The financial and economic crisis that began in 2008 still has the world on tenterhooks. The gravity of the situation is matched by a general paucity of understanding about what is happening and how it started.
In this book, based on his 2012 Adorno Lectures given in Frankfurt, Wolfgang Streeck places the crisis in the context of the long neoliberal transformation of postwar capitalism that began in the 1970s. He analyses the subsequent tensions and conflicts involving states, governments, voters and capitalist interests, as expressed in inflation, public debt, and rising private indebtedness. Streeck traces the transformation of the tax state into a debt state, and from there into the consolidation state of today.

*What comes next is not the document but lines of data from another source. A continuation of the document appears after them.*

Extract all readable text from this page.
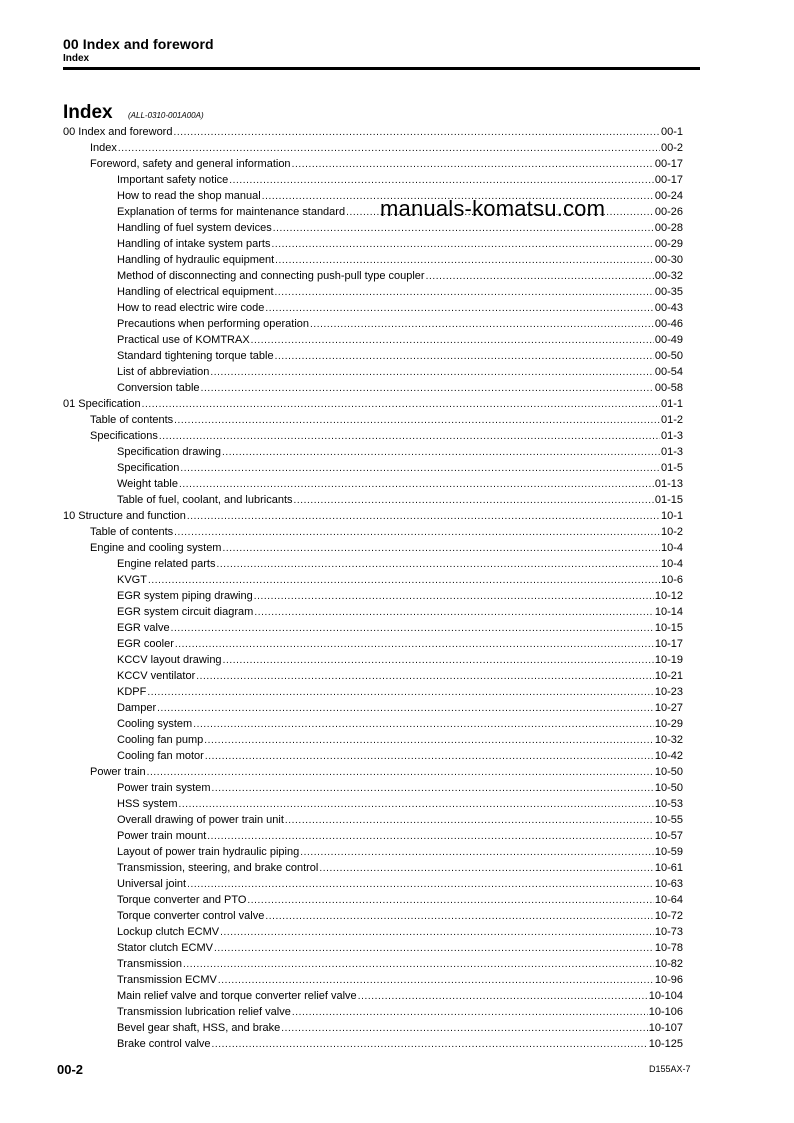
00 Index and foreword
Index
Index (ALL-0310-001A00A)
00 Index and foreword .....	00-1
Index .....	00-2
Foreword, safety and general information .....	00-17
Important safety notice .....	00-17
How to read the shop manual .....	00-24
Explanation of terms for maintenance standard .....	00-26
Handling of fuel system devices .....	00-28
Handling of intake system parts .....	00-29
Handling of hydraulic equipment .....	00-30
Method of disconnecting and connecting push-pull type coupler .....	00-32
Handling of electrical equipment .....	00-35
How to read electric wire code .....	00-43
Precautions when performing operation .....	00-46
Practical use of KOMTRAX .....	00-49
Standard tightening torque table .....	00-50
List of abbreviation .....	00-54
Conversion table .....	00-58
01 Specification .....	01-1
Table of contents .....	01-2
Specifications .....	01-3
Specification drawing .....	01-3
Specification .....	01-5
Weight table .....	01-13
Table of fuel, coolant, and lubricants .....	01-15
10 Structure and function .....	10-1
Table of contents .....	10-2
Engine and cooling system .....	10-4
Engine related parts .....	10-4
KVGT .....	10-6
EGR system piping drawing .....	10-12
EGR system circuit diagram .....	10-14
EGR valve .....	10-15
EGR cooler .....	10-17
KCCV layout drawing .....	10-19
KCCV ventilator .....	10-21
KDPF .....	10-23
Damper .....	10-27
Cooling system .....	10-29
Cooling fan pump .....	10-32
Cooling fan motor .....	10-42
Power train .....	10-50
Power train system .....	10-50
HSS system .....	10-53
Overall drawing of power train unit .....	10-55
Power train mount .....	10-57
Layout of power train hydraulic piping .....	10-59
Transmission, steering, and brake control .....	10-61
Universal joint .....	10-63
Torque converter and PTO .....	10-64
Torque converter control valve .....	10-72
Lockup clutch ECMV .....	10-73
Stator clutch ECMV .....	10-78
Transmission .....	10-82
Transmission ECMV .....	10-96
Main relief valve and torque converter relief valve .....	10-104
Transmission lubrication relief valve .....	10-106
Bevel gear shaft, HSS, and brake .....	10-107
Brake control valve .....	10-125
manuals-komatsu.com
00-2	D155AX-7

At the centre of the analysis is the changing relationship between capitalism and democracy, in Europe and elsewhere, and the advancing immunization of the former against the latter.
In this new edition, Streeck has added a substantial postface on the reception of the book and the unfolding of the crisis in the Eurozone since 2014.
About the author
Wolfgang Streeck is a Senior Research Associate and Emeritus Director at the Max Planck Institute for the Study of Societies in Cologne. He is a Member of the Berlin Brandenburg Academy of Sciences, a Corresponding Fellow of the British Academy and an Honorary Member of the Society for the Advancement of Socio-Economics (SASE).